By now, everyone in Myanmar is familiar with the notorious Section 66(d) of the 2013 Telecommunications Law, which is meant to prevent the ‘extorting, coercing, restraining wrongfully, defaming, disturbing, causing undue influence or threatening to any person by using any Telecommunications Network.’
As of mid-November, at least 29 people have been charged under Section 66(d), and those convicted can be handed a fine and a maximum three-year prison sentence.
The reality of Section 66(d), however, is that it’s mainly been used as a way to punish anyone who criticizes the Myanmar military and government.
This cartoon by artist Okka Kyaw Win does a great job of explaining the problem:
On the left is a thief who is running away with stolen items. On the right, is ‘Facebook’, who is taking a picture of the crime, presumably to upload online. Instead of trying to hide his face or run away, the thief points at Facebook and shouts ’66(d)’, which seems to scare Facebook.
While the cartoon is funny, it’s also terrifyingly accurate. The majority of people who have been charged under Section 66(d) were done so due to something that they uploaded onto Facebook, which is by far the most popular social network in Myanmar and one of the main channels by which people spread and receive news.
Ever since the creation of Section 66(d), citizens have become hesitant to publicly share anything on Facebook, even if they’re actually pointing out someone else’s wrongdoing.

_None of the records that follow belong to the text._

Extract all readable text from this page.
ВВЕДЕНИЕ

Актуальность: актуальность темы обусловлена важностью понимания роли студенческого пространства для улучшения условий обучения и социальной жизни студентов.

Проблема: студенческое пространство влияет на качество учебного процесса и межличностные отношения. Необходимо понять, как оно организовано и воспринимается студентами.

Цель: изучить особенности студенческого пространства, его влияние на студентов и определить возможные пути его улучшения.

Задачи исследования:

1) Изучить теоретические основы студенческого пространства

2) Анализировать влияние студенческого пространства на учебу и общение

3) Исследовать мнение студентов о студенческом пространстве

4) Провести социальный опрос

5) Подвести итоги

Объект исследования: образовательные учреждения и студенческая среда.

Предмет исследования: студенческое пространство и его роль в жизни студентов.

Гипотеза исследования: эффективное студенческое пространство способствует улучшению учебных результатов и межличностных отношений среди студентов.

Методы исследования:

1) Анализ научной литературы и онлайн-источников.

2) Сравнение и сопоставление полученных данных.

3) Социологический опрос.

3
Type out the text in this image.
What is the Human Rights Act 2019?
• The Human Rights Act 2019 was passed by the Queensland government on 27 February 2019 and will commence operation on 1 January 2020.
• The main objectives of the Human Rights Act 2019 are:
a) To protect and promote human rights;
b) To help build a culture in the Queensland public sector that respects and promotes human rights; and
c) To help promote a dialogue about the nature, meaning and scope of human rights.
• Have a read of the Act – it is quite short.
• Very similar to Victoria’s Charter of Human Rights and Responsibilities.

Most recently, the CEO and editor-in-chief of Eleven Media were charged under this law due to a piece they wrote implying that Yangon Chief Minister Phyo Min Thein had taken a bribe. In response to the case, several press organizations released a joint statement in which they described Section 66(d) as “a tool to limit people’s freedom of expression, which is the lifeblood of democracy”.